Low muscle strength is independently associated with NAFLD. The significant association between LMS and advanced fibrosis in NAFLD may be mediated through insulin resistance.
我们通过全国性横断面调查研究了非酒精性脂肪性肝病(NAFLD)患者肌肉力量与晚期纤维化患病率之间的关系。
我们从 2014 年至 2016 年的韩国国家健康和营养检查调查(KNHANES)中选择了 20 至 79 岁的个体(N=14861),并应用了样本权重。肌肉力量用握力除以体重指数(BMI)来量化;低肌肉力量(LMS)定义为我们样本人群中握力/BMI 的最低四分位数(Q)。NAFLD 定义为肝脂肪指数>36。晚期纤维化定义为纤维化-4 指数评分≥1.30(Fibrosis)。

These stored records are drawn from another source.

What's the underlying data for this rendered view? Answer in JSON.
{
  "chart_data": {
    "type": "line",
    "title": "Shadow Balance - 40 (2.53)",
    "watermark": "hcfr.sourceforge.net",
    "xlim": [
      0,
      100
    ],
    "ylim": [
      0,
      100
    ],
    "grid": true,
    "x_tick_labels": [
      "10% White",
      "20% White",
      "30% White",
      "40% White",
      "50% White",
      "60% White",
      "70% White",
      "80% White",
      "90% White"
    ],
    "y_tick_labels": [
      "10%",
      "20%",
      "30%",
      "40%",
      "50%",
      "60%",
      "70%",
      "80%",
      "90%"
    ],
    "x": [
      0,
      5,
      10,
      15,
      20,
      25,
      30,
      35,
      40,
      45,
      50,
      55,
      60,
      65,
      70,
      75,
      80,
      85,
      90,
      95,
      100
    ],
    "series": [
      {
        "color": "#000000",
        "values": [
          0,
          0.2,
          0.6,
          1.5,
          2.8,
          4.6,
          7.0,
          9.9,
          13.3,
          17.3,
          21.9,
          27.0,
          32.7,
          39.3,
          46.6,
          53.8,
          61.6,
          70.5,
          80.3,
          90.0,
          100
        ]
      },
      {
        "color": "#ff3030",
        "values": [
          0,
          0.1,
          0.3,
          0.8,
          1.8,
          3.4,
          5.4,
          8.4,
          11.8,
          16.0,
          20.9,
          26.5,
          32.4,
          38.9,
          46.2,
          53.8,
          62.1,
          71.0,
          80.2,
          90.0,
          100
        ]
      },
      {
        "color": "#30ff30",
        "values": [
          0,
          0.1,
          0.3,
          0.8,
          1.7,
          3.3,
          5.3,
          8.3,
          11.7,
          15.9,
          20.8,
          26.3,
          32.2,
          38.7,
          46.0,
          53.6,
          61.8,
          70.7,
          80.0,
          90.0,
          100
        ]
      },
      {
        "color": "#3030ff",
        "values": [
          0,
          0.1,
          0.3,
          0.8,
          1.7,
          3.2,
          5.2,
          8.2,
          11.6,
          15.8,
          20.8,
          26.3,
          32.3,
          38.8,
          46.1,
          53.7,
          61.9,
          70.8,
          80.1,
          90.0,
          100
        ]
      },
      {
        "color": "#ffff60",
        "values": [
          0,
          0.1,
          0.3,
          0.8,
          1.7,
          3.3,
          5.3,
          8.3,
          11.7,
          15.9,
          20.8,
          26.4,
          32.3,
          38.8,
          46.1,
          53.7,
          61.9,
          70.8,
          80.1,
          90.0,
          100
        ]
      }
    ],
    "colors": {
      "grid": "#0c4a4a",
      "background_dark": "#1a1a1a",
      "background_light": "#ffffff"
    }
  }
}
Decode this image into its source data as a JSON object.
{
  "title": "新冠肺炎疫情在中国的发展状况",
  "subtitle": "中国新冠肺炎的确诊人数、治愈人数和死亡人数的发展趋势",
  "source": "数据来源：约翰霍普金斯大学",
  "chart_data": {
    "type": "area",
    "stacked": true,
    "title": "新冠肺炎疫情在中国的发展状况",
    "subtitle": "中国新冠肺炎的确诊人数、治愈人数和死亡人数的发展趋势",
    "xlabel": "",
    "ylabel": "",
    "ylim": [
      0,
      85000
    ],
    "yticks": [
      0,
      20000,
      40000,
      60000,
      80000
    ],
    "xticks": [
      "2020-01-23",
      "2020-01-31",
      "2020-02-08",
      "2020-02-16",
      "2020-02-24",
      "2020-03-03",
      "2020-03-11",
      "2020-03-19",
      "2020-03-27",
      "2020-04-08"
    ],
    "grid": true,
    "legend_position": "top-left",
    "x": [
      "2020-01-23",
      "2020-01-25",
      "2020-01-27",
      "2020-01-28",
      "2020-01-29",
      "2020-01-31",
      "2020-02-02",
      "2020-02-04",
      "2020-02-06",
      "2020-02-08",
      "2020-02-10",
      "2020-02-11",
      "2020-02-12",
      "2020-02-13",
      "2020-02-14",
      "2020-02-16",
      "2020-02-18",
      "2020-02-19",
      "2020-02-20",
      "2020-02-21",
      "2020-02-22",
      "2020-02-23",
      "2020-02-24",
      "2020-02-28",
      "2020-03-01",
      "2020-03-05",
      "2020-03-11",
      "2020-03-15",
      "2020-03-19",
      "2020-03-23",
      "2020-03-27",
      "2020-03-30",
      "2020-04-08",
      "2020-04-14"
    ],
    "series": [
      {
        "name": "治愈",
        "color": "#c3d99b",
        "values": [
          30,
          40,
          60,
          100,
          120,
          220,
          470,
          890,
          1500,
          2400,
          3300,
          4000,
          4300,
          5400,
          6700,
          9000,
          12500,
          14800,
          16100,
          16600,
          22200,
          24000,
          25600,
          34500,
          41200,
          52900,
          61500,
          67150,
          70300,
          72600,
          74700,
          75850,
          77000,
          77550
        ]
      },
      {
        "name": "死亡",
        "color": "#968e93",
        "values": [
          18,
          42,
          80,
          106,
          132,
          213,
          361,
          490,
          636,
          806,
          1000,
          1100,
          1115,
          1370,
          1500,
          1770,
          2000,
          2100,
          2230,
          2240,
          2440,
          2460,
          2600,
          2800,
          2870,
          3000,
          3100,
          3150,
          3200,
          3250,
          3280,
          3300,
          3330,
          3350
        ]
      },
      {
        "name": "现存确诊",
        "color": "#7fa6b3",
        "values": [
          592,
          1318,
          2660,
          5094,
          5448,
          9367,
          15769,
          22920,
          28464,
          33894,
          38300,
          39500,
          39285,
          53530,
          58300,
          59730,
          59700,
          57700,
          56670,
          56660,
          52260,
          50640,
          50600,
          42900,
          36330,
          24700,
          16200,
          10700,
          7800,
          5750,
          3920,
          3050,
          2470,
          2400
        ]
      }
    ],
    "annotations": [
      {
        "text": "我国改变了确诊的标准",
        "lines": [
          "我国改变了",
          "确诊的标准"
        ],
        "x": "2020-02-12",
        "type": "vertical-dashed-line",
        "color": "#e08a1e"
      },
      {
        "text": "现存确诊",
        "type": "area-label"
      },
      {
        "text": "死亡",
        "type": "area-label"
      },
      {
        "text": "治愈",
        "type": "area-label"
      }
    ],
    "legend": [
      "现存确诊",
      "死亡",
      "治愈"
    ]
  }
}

研究人群的平均年龄为 45.6±0.2 岁,其中 42.4%为男性。随着肌肉力量的增加,平均 BMI 和年龄相应下降,糖尿病、血脂异常、高血压和肥胖的比例显著降低(所有 P<0.001)。在未调整分析中,LMS 与 NAFLD 的患病率增加相关(比值比[OR]3.62,95%置信区间[CI]3.25-4.03,P<0.001),即使在调整年龄、性别、肥胖、胰岛素抵抗、糖尿病、高血压、血脂异常和高敏 C 反应蛋白(hs-CRP)后仍有显著意义(OR 1.66,95%CI 1.28-2.16,P<0.001)。在这个逻辑回归模型中,肌肉力量每增加一个四分位,NAFLD 的患病率就会降低 24%(OR 0.76,95%CI 0.68-0.85,P<0.001)。在患有 NAFLD 的个体(n=2092)中,LMS 与晚期纤维化(Fibrosis)的存在显著相关,独立于年龄、性别、肥胖、糖尿病、高血压、血脂异常和 hs-CRP(OR 1.66,95%CI 1.01-2.49,P=0.015),但在进一步调整胰岛素抵抗后,其统计学意义丧失。
低肌肉力量与 NAFLD 独立相关。LMS 与 NAFLD 晚期纤维化之间的显著关联可能通过胰岛素抵抗介导。